Ils espèrent ainsi viser le Gouvernement, oubliant au passage qu'ils visent d'abord les parents d'élèves et les enfants. (Applaudissements sur plusieurs bancs du groupe UMP.)
Je vous remercie de bien vouloir poser votre question, madame de Panafieu.
Monsieur le ministre, vous avez édité une petite brochure à l'attention des maires. Elle est très bien faite mais nous voudrions que vous rappeliez dans quelles conditions les enfants pourront être accueillis correctement dans les écoles, mardi prochain, puisque, désormais, ce droit d'accueil est un dû. (Applaudissements sur de nombreux bancs du groupe UMP.)

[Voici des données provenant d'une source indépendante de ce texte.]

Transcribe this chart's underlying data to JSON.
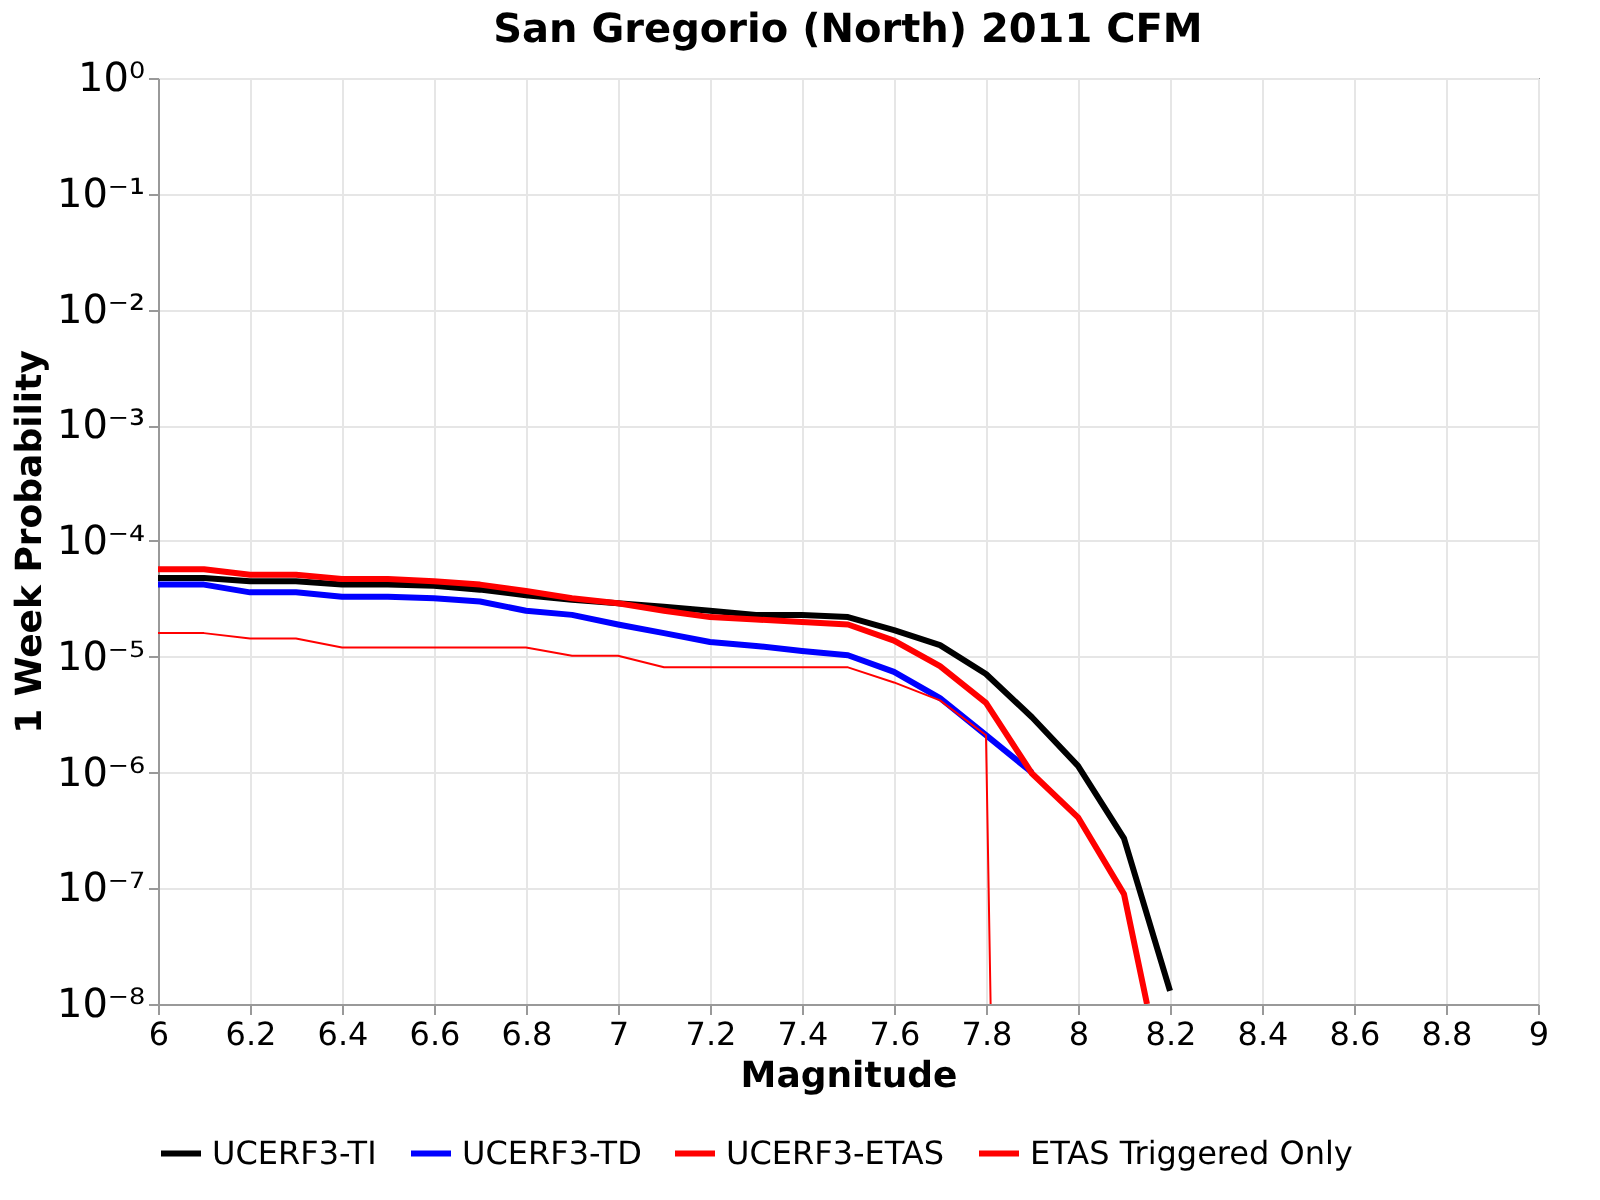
{
  "chart_data": {
    "type": "line",
    "title": "San Gregorio (North) 2011 CFM",
    "xlabel": "Magnitude",
    "ylabel": "1 Week Probability",
    "log": "y",
    "grid": true,
    "legend": "bottom",
    "marker": "none",
    "line_style": "solid",
    "xlim": [
      6,
      9
    ],
    "xticks": [
      6,
      6.2,
      6.4,
      6.6,
      6.8,
      7,
      7.2,
      7.4,
      7.6,
      7.8,
      8,
      8.2,
      8.4,
      8.6,
      8.8,
      9
    ],
    "ylim": [
      1e-08,
      1
    ],
    "yticks": [
      {
        "value": 1e-08,
        "label": "10⁻⁸"
      },
      {
        "value": 1e-07,
        "label": "10⁻⁷"
      },
      {
        "value": 1e-06,
        "label": "10⁻⁶"
      },
      {
        "value": 1e-05,
        "label": "10⁻⁵"
      },
      {
        "value": 0.0001,
        "label": "10⁻⁴"
      },
      {
        "value": 0.001,
        "label": "10⁻³"
      },
      {
        "value": 0.01,
        "label": "10⁻²"
      },
      {
        "value": 0.1,
        "label": "10⁻¹"
      },
      {
        "value": 1,
        "label": "10⁰"
      }
    ],
    "series": [
      {
        "name": "UCERF3-TI",
        "color": "#000000",
        "x": [
          6,
          6.1,
          6.2,
          6.3,
          6.4,
          6.5,
          6.6,
          6.7,
          6.8,
          6.9,
          7,
          7.1,
          7.2,
          7.3,
          7.4,
          7.5,
          7.6,
          7.7,
          7.8,
          7.9,
          8,
          8.1,
          8.2
        ],
        "values": [
          4.8e-05,
          4.8e-05,
          4.5e-05,
          4.5e-05,
          4.2e-05,
          4.2e-05,
          4.1e-05,
          3.8e-05,
          3.4e-05,
          3.1e-05,
          2.9e-05,
          2.7e-05,
          2.5e-05,
          2.3e-05,
          2.3e-05,
          2.2e-05,
          1.7e-05,
          1.26e-05,
          7.1e-06,
          3e-06,
          1.14e-06,
          2.7e-07,
          1.3e-08
        ]
      },
      {
        "name": "UCERF3-TD",
        "color": "#0000ff",
        "x": [
          6,
          6.1,
          6.2,
          6.3,
          6.4,
          6.5,
          6.6,
          6.7,
          6.8,
          6.9,
          7,
          7.1,
          7.2,
          7.3,
          7.4,
          7.5,
          7.6,
          7.7,
          7.8,
          7.9
        ],
        "values": [
          4.2e-05,
          4.2e-05,
          3.6e-05,
          3.6e-05,
          3.3e-05,
          3.3e-05,
          3.2e-05,
          3e-05,
          2.5e-05,
          2.3e-05,
          1.9e-05,
          1.6e-05,
          1.34e-05,
          1.24e-05,
          1.12e-05,
          1.03e-05,
          7.4e-06,
          4.4e-06,
          2.1e-06,
          1e-06
        ]
      },
      {
        "name": "UCERF3-ETAS",
        "color": "#ff0000",
        "x": [
          6,
          6.1,
          6.2,
          6.3,
          6.4,
          6.5,
          6.6,
          6.7,
          6.8,
          6.9,
          7,
          7.1,
          7.2,
          7.3,
          7.4,
          7.5,
          7.6,
          7.7,
          7.8,
          7.9,
          8,
          8.1,
          8.15
        ],
        "values": [
          5.7e-05,
          5.7e-05,
          5.1e-05,
          5.1e-05,
          4.7e-05,
          4.7e-05,
          4.5e-05,
          4.2e-05,
          3.7e-05,
          3.2e-05,
          2.9e-05,
          2.5e-05,
          2.2e-05,
          2.1e-05,
          2e-05,
          1.9e-05,
          1.38e-05,
          8.3e-06,
          4e-06,
          9.8e-07,
          4.1e-07,
          8.9e-08,
          1e-08
        ]
      },
      {
        "name": "ETAS Triggered Only",
        "color": "#ff0000",
        "x": [
          6,
          6.1,
          6.2,
          6.3,
          6.4,
          6.5,
          6.6,
          6.7,
          6.8,
          6.9,
          7,
          7.1,
          7.2,
          7.3,
          7.4,
          7.5,
          7.6,
          7.7,
          7.8,
          7.81
        ],
        "values": [
          1.6e-05,
          1.6e-05,
          1.44e-05,
          1.44e-05,
          1.2e-05,
          1.2e-05,
          1.2e-05,
          1.2e-05,
          1.2e-05,
          1.02e-05,
          1.02e-05,
          8.1e-06,
          8.1e-06,
          8.1e-06,
          8.1e-06,
          8.1e-06,
          6e-06,
          4.2e-06,
          2.1e-06,
          1e-08
        ]
      }
    ]
  }
}
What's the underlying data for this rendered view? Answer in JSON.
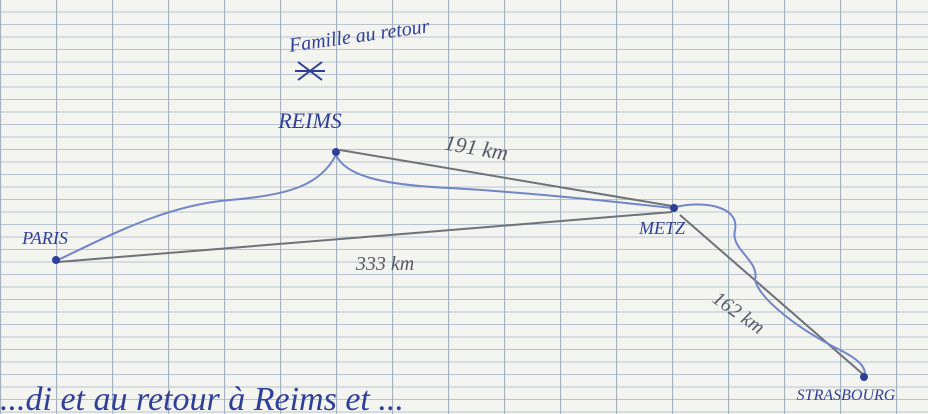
{
  "title": "Famille au retour",
  "cities": [
    {
      "label": "REIMS"
    },
    {
      "label": "PARIS"
    },
    {
      "label": "METZ"
    },
    {
      "label": "STRASBOURG"
    }
  ],
  "distances": [
    {
      "label": "191 km"
    },
    {
      "label": "333 km"
    },
    {
      "label": "162 km"
    }
  ],
  "footer": "...di et au retour à Reims et ..."
}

Madame de Panafieu, il existe deux façons de faire de la politique.
La première consiste à renoncer à l'idéologie et aux points de vue partisans pour mieux servir l'intérêt général. (Exclamations sur les bancs des groupes SRC et GDR.)
Je suis heureux de constater que, dans cette perspective d'unité, le maire de Paris ait trouvé, avec tous les élus du conseil municipal, une solution, grâce à une loi nouvelle qui va apporter un service nouveau aux familles.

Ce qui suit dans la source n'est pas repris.